Tied With a Bow
separated them. Benedict crested it and saw Arjenie, Josh, Sammy . . . some distance away, Seri struggled to keep up, and while he didn’t see Adam, the wind carried his scent. And in spite of everything, he grinned in the way wolves and dogs do.
His mate had found a way to move quickly. She rode piggyback on Josh—who could have left the human Sammy behind, even with his burden. Arjenie didn’t weight much. That he hadn’t meant . . . what?
Benedict headed down the hill to her.
“Benedict,” she whispered as he drew close. “Oh, it’s so good to . . . Your leg! You’re hurt. I knew you were, but—how bad is it? Oh, you can’t answer. Josh, put me down, I need to get down—”
Benedict stopped. Let the moon’s song reach through him, uniting with earth . . . and wrenching into one solid, shrieking pain.
His fourth Change of the day took longer than the first three. Most of the pain vanished as soon as he stood on two feet once more, except the wound. Which had opened up slightly when it shifted from haunch to hip and thigh.
A hundred and twenty pounds of warm woman wrapped herself around him. “You must be so cold. I’ve got Adam’s jacket—he’s roving in wolf form—his pants and shirt, too, if you want those. Your poor leg.”

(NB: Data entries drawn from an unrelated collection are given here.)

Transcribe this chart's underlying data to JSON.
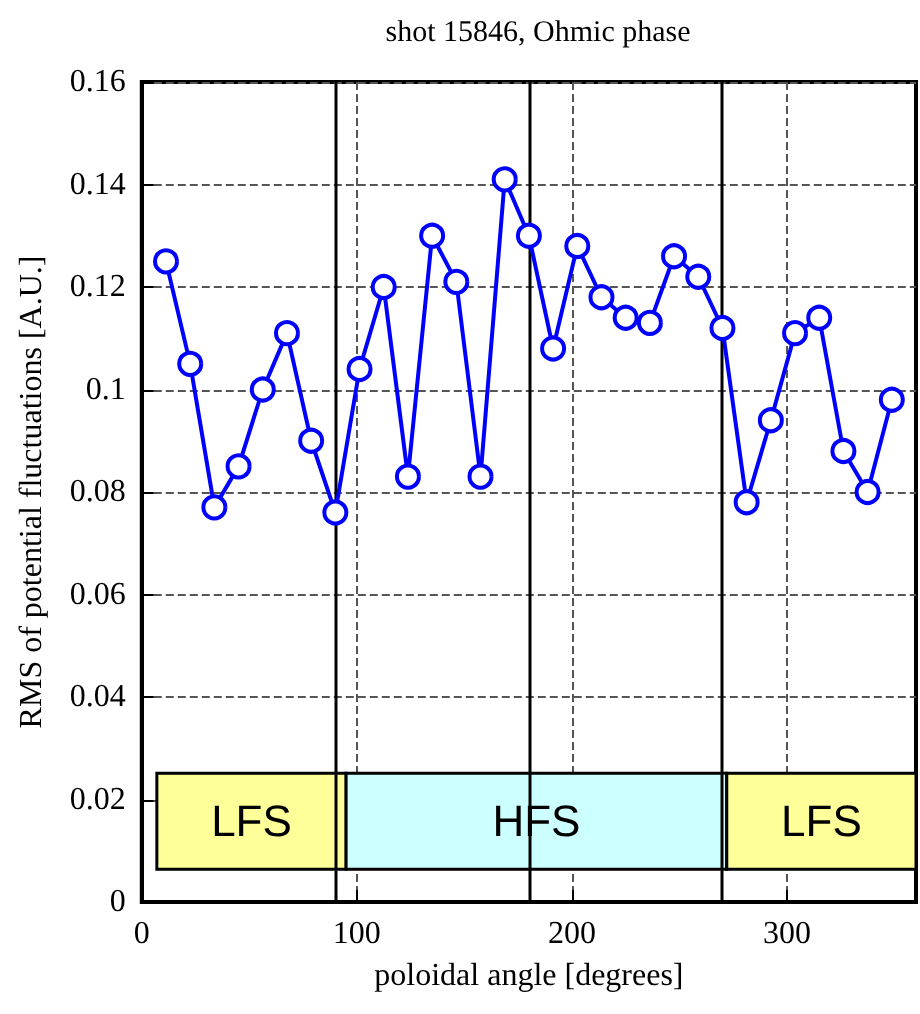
{
  "chart_data": {
    "type": "line",
    "title": "shot 15846, Ohmic phase",
    "xlabel": "poloidal angle [degrees]",
    "ylabel": "RMS of potential fluctuations [A.U.]",
    "x": [
      11.25,
      22.5,
      33.75,
      45,
      56.25,
      67.5,
      78.75,
      90,
      101.25,
      112.5,
      123.75,
      135,
      146.25,
      157.5,
      168.75,
      180,
      191.25,
      202.5,
      213.75,
      225,
      236.25,
      247.5,
      258.75,
      270,
      281.25,
      292.5,
      303.75,
      315,
      326.25,
      337.5,
      348.75
    ],
    "series": [
      {
        "color": "#0000ff",
        "values": [
          0.125,
          0.105,
          0.077,
          0.085,
          0.1,
          0.111,
          0.09,
          0.076,
          0.104,
          0.12,
          0.083,
          0.13,
          0.121,
          0.083,
          0.141,
          0.13,
          0.108,
          0.128,
          0.118,
          0.114,
          0.113,
          0.126,
          0.122,
          0.112,
          0.078,
          0.094,
          0.111,
          0.114,
          0.088,
          0.08,
          0.098
        ]
      }
    ],
    "xlim": [
      0,
      360
    ],
    "xticks": [
      0,
      100,
      200,
      300
    ],
    "ylim": [
      0,
      0.16
    ],
    "yticks": [
      0,
      0.02,
      0.04,
      0.06,
      0.08,
      0.1,
      0.12,
      0.14,
      0.16
    ],
    "grid": true,
    "marker": "circle",
    "line_style": "solid",
    "ref_lines": [
      {
        "axis": "x",
        "value": 90,
        "color": "#000000"
      },
      {
        "axis": "x",
        "value": 180,
        "color": "#000000"
      },
      {
        "axis": "x",
        "value": 270,
        "color": "#000000"
      }
    ],
    "bands": [
      {
        "axis": "x",
        "from": 7,
        "to": 95,
        "label": "LFS",
        "color": "#ffff99"
      },
      {
        "axis": "x",
        "from": 95,
        "to": 272,
        "label": "HFS",
        "color": "#ccffff"
      },
      {
        "axis": "x",
        "from": 272,
        "to": 360,
        "label": "LFS",
        "color": "#ffff99"
      }
    ]
  }
}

He breathed her in for one second, then leaned back to look down at her. It was a lot colder in this form than the other. “No time. I won’t stay in this form long. You and Josh and Adam need to know what we’re up against.”
She nodded seriously. “A skinwalker.”
He grunted in surprise. “You . . . How could you know?”
“I figured it out. And I talked to Nettie, and she agreed and told me what to—is that Havoc?” Delight lifted her voice.
“Partly. You talked to Nettie?”
“She would know, wouldn’t she? About skinwalkers and how to deal with one. And she did, which is why she taught Sammy the chant. He’s not Wiccan anymore, so he can use it, but I am, so I can’t. And what do you mean, that’s only partly Havoc?”
“The rest is Coyote. He’s riding inside her. Long story. We’ve found the skinwalker.”
“Oh, thank the Light! Benedict, did you see him? He stole a little girl.”
This time his jaw dropped. “How could you possibly know about her?”
“Aunt Robin was trying to Find the child. She felt it when the skinwalker crossed onto her land and she felt the little girl. She called me. Have you seen her? The little girl? Is she all right?”
“She’s asleep. Or so I’m told.” He looked at the little dog—who wasn’t on the cold ground anymore but was being held and petted by Sammy. Well, Havoc deserved it, whether or not Coyote did. “Did your aunt understand what the skinwalker intends to do?”
She shook her head, her eyes large and worried.
“The Power the skinwalker serves has been asleep a long time, but he’s known to Coyote as one who hates the sidhe, and that hatred extends to those touched by sidhe magic—to Wiccans in general and your aunt in particular. He means to sacrifice the child in your sacred grove—the one consecrated to the Lord and Lady, where your coven meets. Where the token of your aunt’s land-tie is buried. He’ll create death magic there, blaspheming the land, and it will spread through the land-tie to your aunt, and through her to the whole coven.”
“Sweet merciful heaven,” she whispered. “Well. That stiffens my spine.”
He frowned. “What do you mean?”
“I have a plan. Well, the basic idea came from Nettie, but I fine-tuned it.”
A chuckle sounded in Benedict’s mind. And now you know why I wanted you.
Benedict repeated himself this time silently. What do you mean?
Why, to bring her here, of course. And your men, who may be needed. And that foolish, bungling young neophyte with them.
Solstice Eve. Members of her aunt’s coven would be getting ready for the circle to be held tomorrow night, the song and the music and the ritual. Just ahead of Arjenie, in the clearing consecrated to the Lord and the Lady, the clearing that faced the sacred grove, someone was getting ready for a very different ceremony.
She could see him. He’d lit a small fire, and she could see him moving in front of its dancing flame, bending and straightening rhythmically in his own dance as he chanted. The scent of the herbs he’d cast on that fire hung in the still air. She couldn’t identify all of them, but she knew he’d used sage.
Sage was for cleansing. For purifying.